Le scelte su cosa finisce nei nostri piatti e come viene prodotto il cibo non sono decise solo da scienziati e politici. A Bruxelles, cuore pulsante dell’Unione Europea, centinaia di organizzazioni rappresentano interessi diversi, dagli agricoltori biologici alle grandi industrie alimentari, influenzando le politiche comunitarie.
Questa città, sede delle principali istituzioni europee, è considerata uno dei principali centri mondiali del lobbismo.
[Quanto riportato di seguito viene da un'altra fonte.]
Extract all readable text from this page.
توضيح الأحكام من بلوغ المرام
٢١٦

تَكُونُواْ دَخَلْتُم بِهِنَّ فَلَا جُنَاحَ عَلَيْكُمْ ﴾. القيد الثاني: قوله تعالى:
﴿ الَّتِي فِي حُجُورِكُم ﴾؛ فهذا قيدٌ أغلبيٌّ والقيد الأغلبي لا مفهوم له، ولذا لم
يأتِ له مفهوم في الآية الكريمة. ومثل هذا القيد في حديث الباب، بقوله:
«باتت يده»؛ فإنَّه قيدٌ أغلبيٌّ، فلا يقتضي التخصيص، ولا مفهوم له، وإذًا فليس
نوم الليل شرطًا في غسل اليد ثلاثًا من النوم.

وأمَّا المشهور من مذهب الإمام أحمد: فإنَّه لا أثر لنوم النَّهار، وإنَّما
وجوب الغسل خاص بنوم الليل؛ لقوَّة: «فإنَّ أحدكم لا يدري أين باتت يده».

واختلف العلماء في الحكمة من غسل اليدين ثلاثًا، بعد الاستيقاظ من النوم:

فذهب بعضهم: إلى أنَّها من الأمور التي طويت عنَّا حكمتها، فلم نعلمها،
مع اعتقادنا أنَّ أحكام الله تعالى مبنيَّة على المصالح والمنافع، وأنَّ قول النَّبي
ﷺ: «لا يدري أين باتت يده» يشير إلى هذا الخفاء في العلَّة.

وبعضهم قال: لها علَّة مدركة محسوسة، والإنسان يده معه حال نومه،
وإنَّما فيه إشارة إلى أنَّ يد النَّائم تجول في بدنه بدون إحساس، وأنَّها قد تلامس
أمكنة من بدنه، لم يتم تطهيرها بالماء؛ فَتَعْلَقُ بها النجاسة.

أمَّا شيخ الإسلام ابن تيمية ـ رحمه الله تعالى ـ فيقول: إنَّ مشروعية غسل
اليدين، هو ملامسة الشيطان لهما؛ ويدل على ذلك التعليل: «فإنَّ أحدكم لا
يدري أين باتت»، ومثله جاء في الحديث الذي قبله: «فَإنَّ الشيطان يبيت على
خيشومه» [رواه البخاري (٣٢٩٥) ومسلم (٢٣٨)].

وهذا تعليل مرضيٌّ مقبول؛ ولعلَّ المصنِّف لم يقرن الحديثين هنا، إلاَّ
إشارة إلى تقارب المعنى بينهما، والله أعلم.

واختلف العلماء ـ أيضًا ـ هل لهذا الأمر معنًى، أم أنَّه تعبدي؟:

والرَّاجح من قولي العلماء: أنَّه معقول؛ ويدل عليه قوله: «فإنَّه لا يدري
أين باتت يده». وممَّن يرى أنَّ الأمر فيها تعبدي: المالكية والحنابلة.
Secondo il Registro della trasparenza dell’UE, sono registrate oltre 17.000 organizzazioni provenienti da 139 Paesi, tutte impegnate a influenzare le decisioni comunitarie.
Il meccanismo del lobbismo nel settore alimentare
Il lobbismo è un processo complesso in cui diversi attori, tra cui associazioni di categoria, imprese, ONG e think tank, cercano di influenzare le leggi quando sono ancora in fase di elaborazione. Le strategie utilizzate sono molteplici:
- Incontri con Commissione, Parlamento e governi nazionali
- Partecipazione a consultazioni pubbliche e gruppi di esperti
- Pubblicazione di studi, rapporti e dati tecnici
- Organizzazione di eventi, conferenze e campagne di comunicazione
- Costruzione di alleanze con altre associazioni della filiera
- Attività di sensibilizzazione presso media e opinione pubblica
Nel settore alimentare non esiste una singola lobby, ma numerose organizzazioni in competizione tra loro, ognuna con obiettivi specifici riguardanti agricoltura, sicurezza alimentare, etichettatura e sostenibilità.
Gli attori principali e le loro strategie
Tra i principali attori nel settore alimentare spicca Copa-Cogeca la principale organizzazione di rappresentanza degli agricoltori e delle cooperative agricole dell’UE. Con oltre 22.000 cooperative agricole associate, Copa-Cogeca difende il reddito degli agricoltori europei e promuove il mantenimento dei fondi della Politica agricola comune (PAC).
Negli ultimi anni, Copa-Cogeca ha espresso forti riserve verso alcune misure del Green Deal europeo e della strategia Farm to Fork criticando obiettivi considerati troppo onerosi per le aziende agricole, come la riduzione dell’uso di pesticidi e alcuni obblighi ambientali della PAC.
Il ruolo della Svizzera
Anche la Svizzera, pur non essendo membro dell’UE, segue da vicino le evoluzioni della politica agricola europea. L’Unione svizzera dei contadini (USP) partner di Copa-Cogeca, partecipa alle riunioni dell’organizzazione e riceve informazioni sui principali dossier europei.
Secondo Nadine Trottmann, responsabile del settore Internazionale dell’USP, questi scambi diventano particolarmente importanti quando una decisione europea può avere conseguenze dirette anche oltre i confini dell’UE. Un esempio è il regolamento europeo contro la deforestazione (EUDR), che richiede una stretta collaborazione per coordinare le posizioni.
L’impegno per il biologico
Mentre Copa-Cogeca si concentra sulla sostenibilità economica delle aziende agricole, IFOAM Organics Europe mette l’accento sulla sostenibilità ambientale. Questa organizzazione rappresenta il settore biologico europeo e fa pressione sulle istituzioni dell’UE per aumentare il sostegno all’agricoltura biologica e ridurre l’uso dei pesticidi.
Altre associazioni di categoria, come FoodDrinkEurope e EuroCommerce rappresentano rispettivamente l’industria alimentare e delle bevande europea e il commercio al dettaglio e all’ingrosso. L’UE dispone di un Registro della trasparenza che permette di monitorare le attività di lobbying, anche se non tutte le interazioni sono completamente visibili al pubblico.